The application should follow the principal of Don't make me think however the there may be some things to clarify.
However, if this is the case:
- Open the website at this link
- Fill in all details required
- (On windows) press ctrl+P to offer a printable view of the page to allow the saving the filled in character sheet.
Productivity Profile changed to better fit the available space and size requirements of the fields. Also true of Secret side, and Wellness
This is a React.js project, bootstrapped with vite - v4.4.1 configured with TypeScript.
This application uses npm to install any dependancies. This is a requirement to run the application. Instructions to install npm are available here
To run the application open your favourite terminal, I use PowerShell, and run the following command to ensure system readiness
npm -v
This app was created using 9.8.0.
Clone the repo locally
git clone https://github.com/DMurf/PPEGen.git <location>
Then install any dependencies
npm install
From here you can run it locally using
npm run dev
This will start the application up using localhost. The terminal will give the appropriate port.
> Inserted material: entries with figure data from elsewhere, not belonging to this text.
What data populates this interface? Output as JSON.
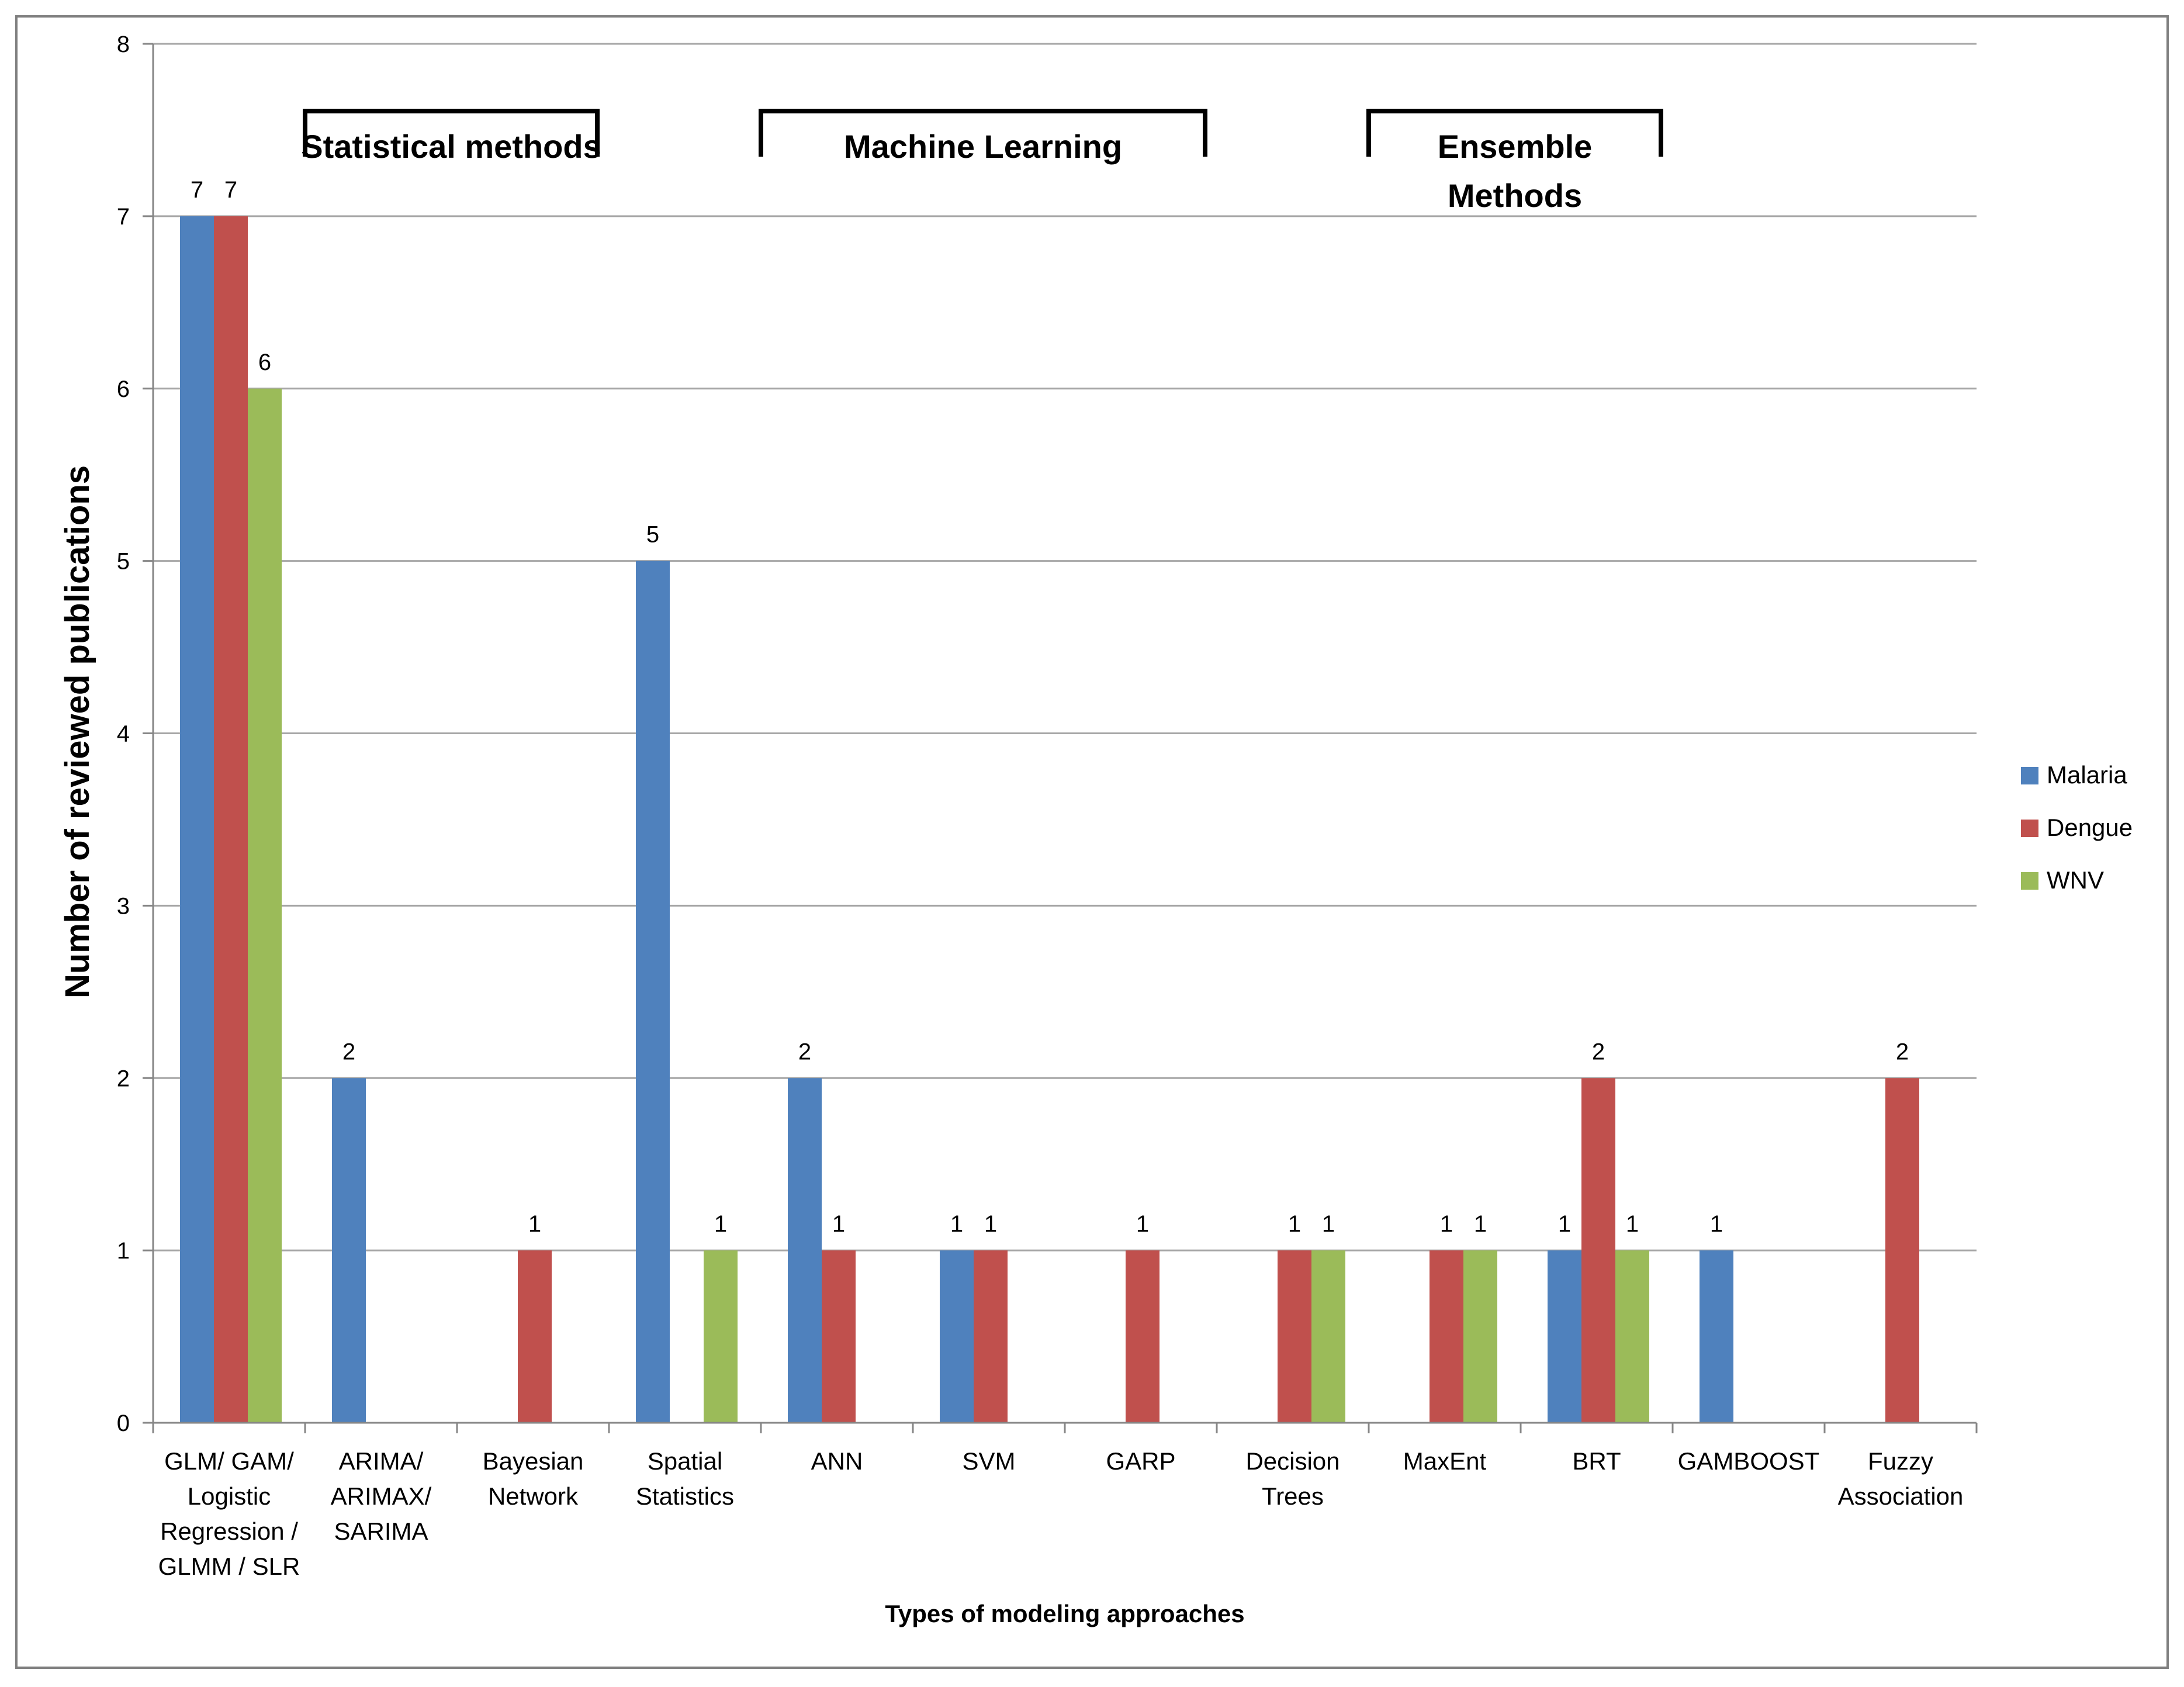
{
  "chart_data": {
    "type": "bar",
    "title": "",
    "xlabel": "Types of modeling approaches",
    "ylabel": "Number of reviewed publications",
    "ylim": [
      0,
      8
    ],
    "yticks": [
      "0",
      "1",
      "2",
      "3",
      "4",
      "5",
      "6",
      "7",
      "8"
    ],
    "grid": true,
    "legend_position": "right",
    "categories": [
      [
        "GLM/ GAM/",
        "Logistic",
        "Regression /",
        "GLMM / SLR"
      ],
      [
        "ARIMA/",
        "ARIMAX/",
        "SARIMA"
      ],
      [
        "Bayesian",
        "Network"
      ],
      [
        "Spatial",
        "Statistics"
      ],
      [
        "ANN"
      ],
      [
        "SVM"
      ],
      [
        "GARP"
      ],
      [
        "Decision",
        "Trees"
      ],
      [
        "MaxEnt"
      ],
      [
        "BRT"
      ],
      [
        "GAMBOOST"
      ],
      [
        "Fuzzy",
        "Association"
      ]
    ],
    "series": [
      {
        "name": "Malaria",
        "color": "#4F81BD",
        "values": [
          7,
          2,
          0,
          5,
          2,
          1,
          0,
          0,
          0,
          1,
          1,
          0
        ]
      },
      {
        "name": "Dengue",
        "color": "#C0504D",
        "values": [
          7,
          0,
          1,
          0,
          1,
          1,
          1,
          1,
          1,
          2,
          0,
          2
        ]
      },
      {
        "name": "WNV",
        "color": "#9BBB59",
        "values": [
          6,
          0,
          0,
          1,
          0,
          0,
          0,
          1,
          1,
          1,
          0,
          0
        ]
      }
    ],
    "group_annotations": [
      {
        "lines": [
          "Statistical methods"
        ],
        "from_category": 1,
        "to_category": 3
      },
      {
        "lines": [
          "Machine Learning"
        ],
        "from_category": 4,
        "to_category": 7
      },
      {
        "lines": [
          "Ensemble",
          "Methods"
        ],
        "from_category": 8,
        "to_category": 10
      }
    ]
  }
}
This is often http://localhost:5173
To run the unit tests the following command can be run
npm test
I would have liked to complete more of the MVP, there are some definite holes that could not be filled. I would also like to have had more UI test coverage, I feel the coverage of components and defined logic is very well covered but there's always room for more testing.
I would have liked to have a better organised pipeline, with Semantic Versioning, and deploying of artefacts through environments not deploying code directly to live.
Test Driven Development also was difficult in this application due to my inexperience with React/Typescript and only having a surface-level understanding of React-specific architecture and best-practices.